Winkler Prins Encyclopedie

E. de Bruyne, G.B.J. Hiltermann en H.R. Hoetink (1947)

Gepubliceerd op 28-01-2023

LEERTUCHT

betekenis & definitie

wordt in het Protestantisme onderscheiden van levenstucht. De laatste strekt zich uit over alle leden der kerk, de eerste alleen over de ambtsdragers, bepaaldelijk de predikanten.

Met name in het Gereformeerd Protestantisme neemt de leertucht een belangrijke plaats in. In de Gereformeerde Kerk van de 16de tot de 18de eeuw golden de belijdenisgeschriften als maatstaf, hetgeen in de Geref. Kerken nog heden het geval is. Van de talloze leertucht-procedures is die tegen de Remonstranten op de Dordtse Synode ( 1618—’ 19) de bekendste. Onder invloed van de tolerantiegedachten der Verlichting kwamen het belijdend karakter der kerk en de leertucht op de achtergrond. Het reglement der Ned. Herv. Kerk (1816) sprak over de leer in zulke algemene en dubbelzinnige bewoordingen, dat de leertucht feitelijk werd uitgesloten.
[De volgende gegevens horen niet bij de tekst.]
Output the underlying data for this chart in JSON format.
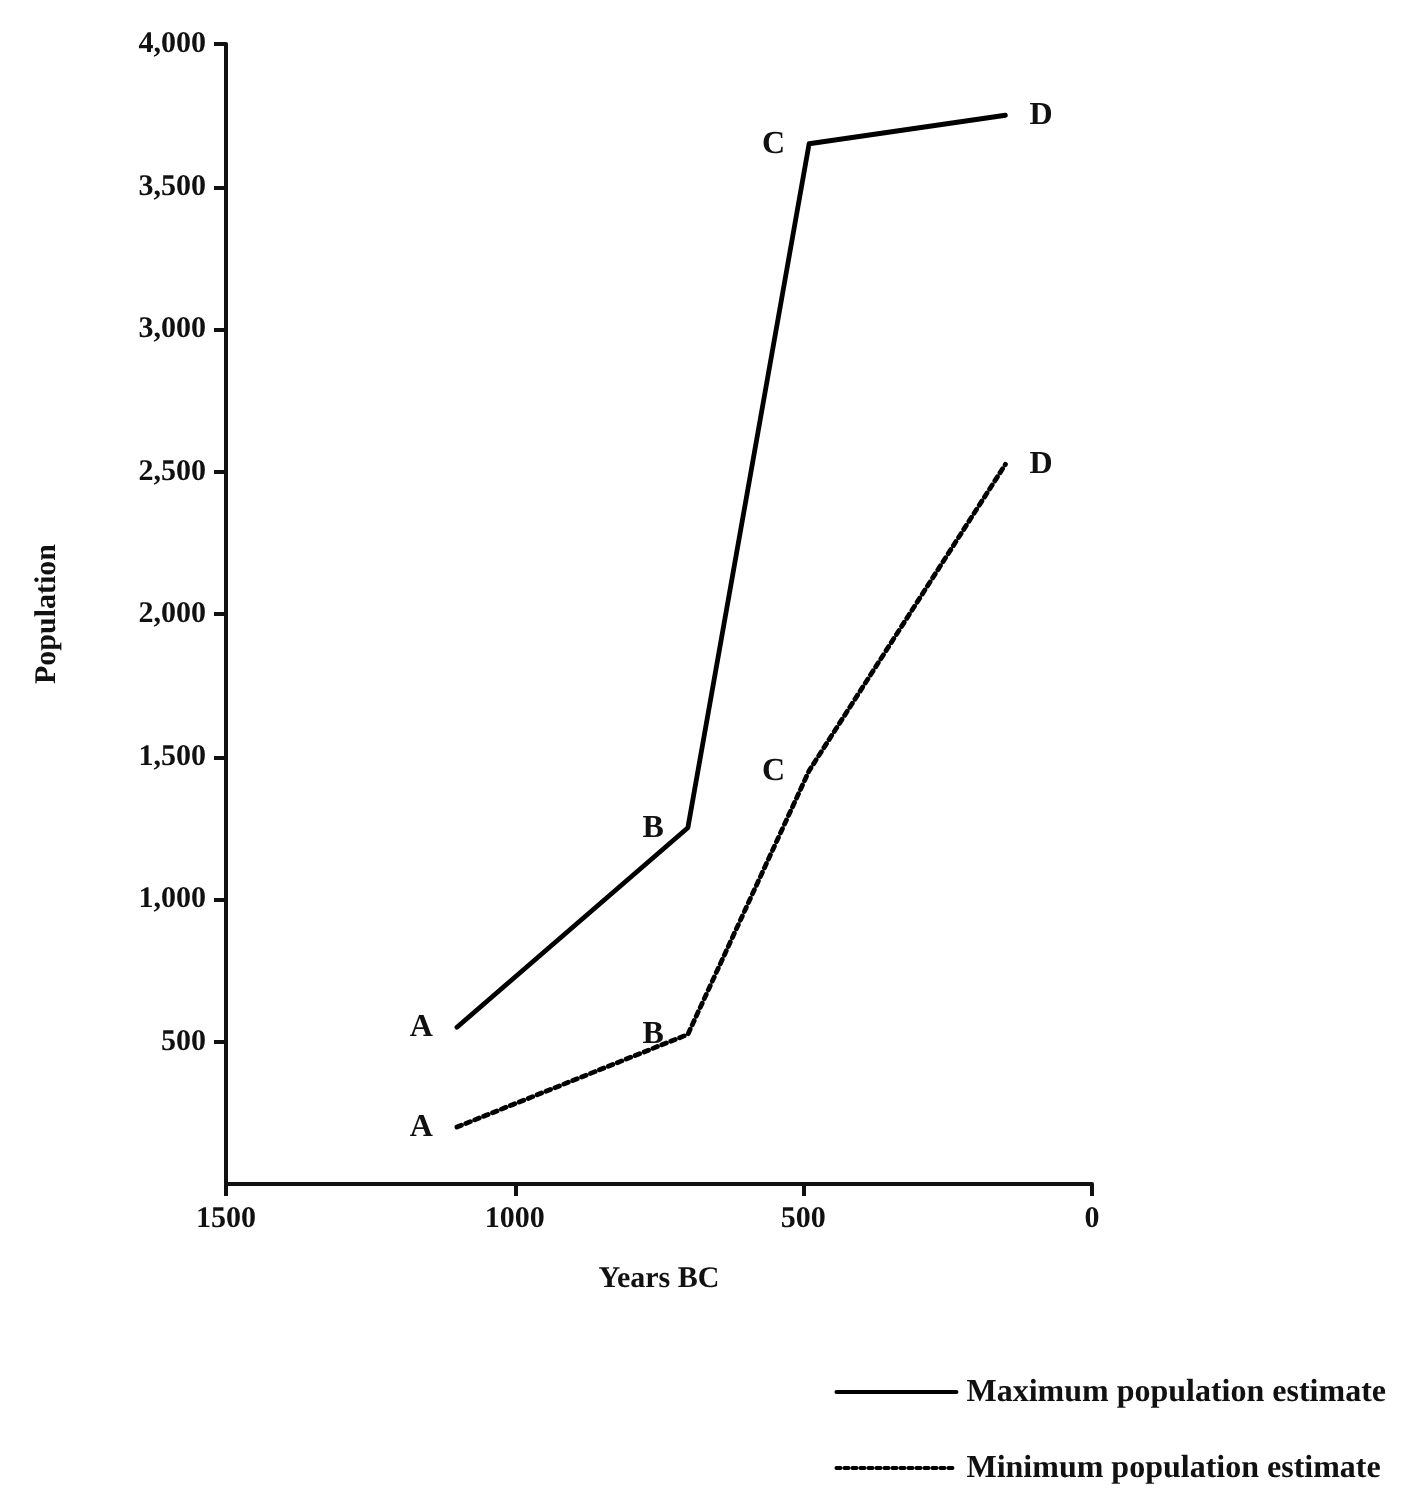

In de vorige eeuw voerden de confessionelen het pleit voor reorganisatie der kerk en herstel der juridische leertucht (Groen van Prinsterer, Hoedemaker, later ook J. H. Gunning), waartegen de modernen, maar ook de meeste ethischen, zich verzetten; de laatsten wensten herstel der belijdenis langs „medische”, niet langs juridische weg. Later werd leertucht bepleit door het Verbond tot Kerkherstel (1930) en de vereniging Kerkopbouw (1931), zij het ook op verschillende wijze (Haitjema, Noordmans). Vóór en vooral tijdens Wereldoorlog II gingen er steeds meer de noodzaak van het belijdend karakter der kerk met daarmee gepaard gaande leertucht verdedigen (Paul Scholten), maar afgeschrikt door het intellectualisme en formalisme, dat bij leertuchtprocessen licht overheerst (bijv. in de Gereformeerde Kerken, bij het proces-Geelkerken, Synode van Assen, 1926), bleven velen toch afwijzend staan tegen wat men noemt justiciële leertucht en zouden alleen judiciële leertucht willen erkennen (zoals in de congregationalistische kerken), volgens welke men zich tot een uitspraak bepaalt, maar niet tot schorsing of afzetting overgaat. In de kerkorde van 1951 der Ned. Herv. Kerk is leertucht aldus vastgelegd, dat niet slechts de historische belijdenisgeschriften als maatstaf worden aangelegd, maar de gehele „weg van het belijden der kerk” daarbij in aanmerking komt; de leertucht is een deel van het opzicht der kerk en wordt pas toegepast als uiterste middel na overleg. Overigens is, als overgangsmaatregel, het voeren van leertuchtprocessen nog 10 jaren uitgesteld, ten einde de kerk voor deze tere en moeilijke taak geestelijk beter toe te rusten. Het doel van het opzicht over de leer is niet af te snijden, maar te behouden en het belijden der kerk in de wereld te dienen. DR W. F. DANKBAAR.